Já é seguro planejar a gravidez?

Evelin Azevedo
| Tempo de leitura: 2 min

A pandemia de Covid-19 fez com que muitas pessoas adiassem os planos traçados para o ano de 2020. Inclusive o de engravidar. A falta de informação sobre a ação do vírus no organismo de grávidas e de possíveis complicações na formação do bebê fez com que o sonho de aumentar a família fosse postergado. No entanto, passados quase oito meses desde que o vírus chegou ao Brasil e com o processo de reabertura na reta final, muitas famílias voltaram planejar a concepção do tão sonhado filho. Mas será que já é hora? E a resposta é: depende! A escolha final será da família.

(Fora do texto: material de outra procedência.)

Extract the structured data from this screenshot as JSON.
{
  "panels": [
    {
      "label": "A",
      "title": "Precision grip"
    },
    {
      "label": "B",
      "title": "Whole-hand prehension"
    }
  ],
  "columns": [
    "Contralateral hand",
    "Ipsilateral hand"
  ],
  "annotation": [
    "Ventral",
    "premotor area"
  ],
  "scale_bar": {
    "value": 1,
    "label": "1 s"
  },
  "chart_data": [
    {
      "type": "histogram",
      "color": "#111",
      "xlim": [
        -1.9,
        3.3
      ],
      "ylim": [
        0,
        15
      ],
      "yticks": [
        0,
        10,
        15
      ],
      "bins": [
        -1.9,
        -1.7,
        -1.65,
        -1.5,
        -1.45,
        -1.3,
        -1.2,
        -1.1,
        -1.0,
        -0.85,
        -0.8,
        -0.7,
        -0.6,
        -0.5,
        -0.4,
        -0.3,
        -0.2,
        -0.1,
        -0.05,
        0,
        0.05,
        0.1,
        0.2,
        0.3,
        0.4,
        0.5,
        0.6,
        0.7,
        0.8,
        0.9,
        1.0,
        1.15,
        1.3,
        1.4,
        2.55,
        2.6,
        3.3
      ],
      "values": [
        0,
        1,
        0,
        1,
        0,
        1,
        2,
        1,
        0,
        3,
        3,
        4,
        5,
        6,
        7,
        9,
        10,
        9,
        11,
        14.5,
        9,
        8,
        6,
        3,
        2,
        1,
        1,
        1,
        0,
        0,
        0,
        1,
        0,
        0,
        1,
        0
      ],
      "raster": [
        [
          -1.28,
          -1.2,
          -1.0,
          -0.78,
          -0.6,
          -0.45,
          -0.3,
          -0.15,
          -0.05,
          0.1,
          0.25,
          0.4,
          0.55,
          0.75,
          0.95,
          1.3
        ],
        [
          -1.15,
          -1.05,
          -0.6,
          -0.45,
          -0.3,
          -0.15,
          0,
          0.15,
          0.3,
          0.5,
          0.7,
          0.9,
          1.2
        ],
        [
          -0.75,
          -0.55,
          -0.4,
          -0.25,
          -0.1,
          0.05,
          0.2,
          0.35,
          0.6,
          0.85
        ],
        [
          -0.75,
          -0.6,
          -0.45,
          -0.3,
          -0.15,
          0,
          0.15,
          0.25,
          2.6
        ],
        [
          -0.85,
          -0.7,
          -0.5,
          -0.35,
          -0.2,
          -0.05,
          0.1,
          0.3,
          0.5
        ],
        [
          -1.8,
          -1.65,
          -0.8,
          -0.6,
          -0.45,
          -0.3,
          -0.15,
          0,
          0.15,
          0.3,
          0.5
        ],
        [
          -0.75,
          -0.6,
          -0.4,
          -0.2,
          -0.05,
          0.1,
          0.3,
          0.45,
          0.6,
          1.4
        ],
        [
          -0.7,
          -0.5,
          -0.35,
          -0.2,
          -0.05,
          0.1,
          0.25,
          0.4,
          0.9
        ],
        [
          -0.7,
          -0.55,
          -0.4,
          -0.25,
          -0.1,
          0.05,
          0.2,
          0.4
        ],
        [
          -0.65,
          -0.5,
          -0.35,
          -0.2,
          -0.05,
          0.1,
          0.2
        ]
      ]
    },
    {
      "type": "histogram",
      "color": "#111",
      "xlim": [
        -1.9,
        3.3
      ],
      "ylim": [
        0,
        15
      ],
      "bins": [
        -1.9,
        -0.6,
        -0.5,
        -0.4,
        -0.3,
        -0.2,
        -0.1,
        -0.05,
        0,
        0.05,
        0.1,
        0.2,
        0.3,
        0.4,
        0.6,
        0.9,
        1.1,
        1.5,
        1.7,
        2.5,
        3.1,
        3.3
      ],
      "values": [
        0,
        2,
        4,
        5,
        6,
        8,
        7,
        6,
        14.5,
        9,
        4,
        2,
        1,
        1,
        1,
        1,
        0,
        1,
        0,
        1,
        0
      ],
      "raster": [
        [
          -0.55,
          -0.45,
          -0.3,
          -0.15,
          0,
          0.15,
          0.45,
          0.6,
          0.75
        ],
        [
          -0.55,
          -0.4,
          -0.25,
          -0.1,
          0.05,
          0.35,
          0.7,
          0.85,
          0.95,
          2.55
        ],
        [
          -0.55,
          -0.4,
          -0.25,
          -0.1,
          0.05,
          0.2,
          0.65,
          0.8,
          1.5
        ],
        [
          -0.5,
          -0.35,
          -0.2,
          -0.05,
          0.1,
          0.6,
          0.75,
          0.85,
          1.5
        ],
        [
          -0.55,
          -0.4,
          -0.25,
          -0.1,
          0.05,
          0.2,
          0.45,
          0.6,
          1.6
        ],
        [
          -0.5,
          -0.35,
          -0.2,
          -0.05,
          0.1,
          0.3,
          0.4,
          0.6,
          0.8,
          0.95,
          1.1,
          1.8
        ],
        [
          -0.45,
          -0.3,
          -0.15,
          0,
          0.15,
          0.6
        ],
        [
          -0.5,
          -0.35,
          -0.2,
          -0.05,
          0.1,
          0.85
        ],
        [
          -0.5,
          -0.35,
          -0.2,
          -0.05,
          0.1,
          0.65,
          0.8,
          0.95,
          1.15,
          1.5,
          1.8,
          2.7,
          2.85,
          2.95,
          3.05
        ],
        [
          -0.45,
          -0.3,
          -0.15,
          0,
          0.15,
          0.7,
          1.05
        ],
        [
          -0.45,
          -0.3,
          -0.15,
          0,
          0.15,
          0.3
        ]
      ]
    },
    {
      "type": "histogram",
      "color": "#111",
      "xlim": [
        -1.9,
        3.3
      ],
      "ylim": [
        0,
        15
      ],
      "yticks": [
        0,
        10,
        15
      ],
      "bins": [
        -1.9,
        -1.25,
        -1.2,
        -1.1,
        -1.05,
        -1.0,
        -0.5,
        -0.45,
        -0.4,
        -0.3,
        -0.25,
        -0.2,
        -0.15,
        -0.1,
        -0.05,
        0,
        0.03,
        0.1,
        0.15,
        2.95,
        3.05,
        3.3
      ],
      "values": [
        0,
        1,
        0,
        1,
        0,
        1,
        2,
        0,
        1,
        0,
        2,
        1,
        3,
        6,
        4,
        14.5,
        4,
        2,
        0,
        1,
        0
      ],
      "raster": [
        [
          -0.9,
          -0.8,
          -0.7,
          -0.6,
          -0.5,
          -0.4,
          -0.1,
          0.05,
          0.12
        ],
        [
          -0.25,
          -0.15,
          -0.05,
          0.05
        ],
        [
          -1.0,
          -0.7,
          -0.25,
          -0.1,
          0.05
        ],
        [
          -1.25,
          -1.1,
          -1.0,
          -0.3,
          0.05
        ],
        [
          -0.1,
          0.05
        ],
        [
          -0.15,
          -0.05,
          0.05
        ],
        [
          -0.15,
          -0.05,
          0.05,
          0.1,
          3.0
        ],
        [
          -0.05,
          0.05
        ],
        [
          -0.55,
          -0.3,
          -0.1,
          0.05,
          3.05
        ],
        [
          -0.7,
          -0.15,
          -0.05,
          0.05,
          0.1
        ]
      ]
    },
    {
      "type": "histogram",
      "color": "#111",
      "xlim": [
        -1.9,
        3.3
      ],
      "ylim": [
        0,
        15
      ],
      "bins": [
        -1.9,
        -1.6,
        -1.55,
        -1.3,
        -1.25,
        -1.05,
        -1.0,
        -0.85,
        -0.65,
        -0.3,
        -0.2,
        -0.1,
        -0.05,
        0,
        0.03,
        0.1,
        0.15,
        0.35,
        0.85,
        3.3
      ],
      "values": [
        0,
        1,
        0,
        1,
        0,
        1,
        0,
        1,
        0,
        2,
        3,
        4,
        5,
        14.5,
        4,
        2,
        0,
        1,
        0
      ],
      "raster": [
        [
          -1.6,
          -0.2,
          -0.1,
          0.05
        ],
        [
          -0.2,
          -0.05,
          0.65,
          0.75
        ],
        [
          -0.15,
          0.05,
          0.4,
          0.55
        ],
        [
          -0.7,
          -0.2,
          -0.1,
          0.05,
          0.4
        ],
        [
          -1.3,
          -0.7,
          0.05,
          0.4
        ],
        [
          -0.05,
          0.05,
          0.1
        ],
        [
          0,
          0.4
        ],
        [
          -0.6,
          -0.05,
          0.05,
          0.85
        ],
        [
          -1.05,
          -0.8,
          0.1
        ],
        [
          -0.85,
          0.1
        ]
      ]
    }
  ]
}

Até o momento, não foi publicado nenhum estudo que aponte as gestantes como um grupo mais vulnerável à Covid-19 e suas complicações mais graves. "Ao contrário do que se temia, a doença não se mostrou pior nas gestantes do que nas mulheres não grávidas. A mulher que pegou coronavírus corre o mesmo risco de ser intubada ou morrer estando grávida ou não", afirma Paulo Gallo, médico. De acordo com Gallo, qualquer mulher que seja infectada por uma virose durante a gestação tem risco aumentado de parto prematuro. O que é um ponto a se pensar. Outro destaque dado pelo médico é que a infecção por Covid-19 da mãe não apresentou, até o momento, risco para o bebê que está em formação.

Portanto, a decisão de tentar engravidar agora ou adiar o planejamento de gestação até o momento em que a pandemia esteja mais controlada - ou que haja uma vacina - é da família. No entanto, mulheres com mais de 35 anos devem ponderar outro fator: a idade. Quanto mais avançada, menores são as chances de engravidar, pois os ovários envelhecem e perdem sua qualidade. E apesar de os estudos e testes da vacina estarem bem avançados, não há como prever quando ela estará disponível para distribuição.

Outra dúvida que pode impactar na decisão de ter ou não um filho neste momento é a possível imunidade adquirida por quem já foi infectado pelo novo coronavírus. "Nós, médicos, não temos argumento nem para estimular nem para contraindicar uma gravidez após a infecção. Realmente, a maioria das pessoas já foram infectadas pelo novo coronavírus não está apresentando a doença de novo, apesar de já ter sido provado de que a pessoa pode ter uma outra infecção pelo vírus", diz o médico Paulo Marinho.

Se a paciente resolver engravidar depois de ter sido infectada pela Covid-19, serão feitos todos os protocolos realizados pelas gestantes antes da pandemia. "Mas é importante que a mulher se recupere completamente da infecção antes de tentar engravidar", finaliza Marinho.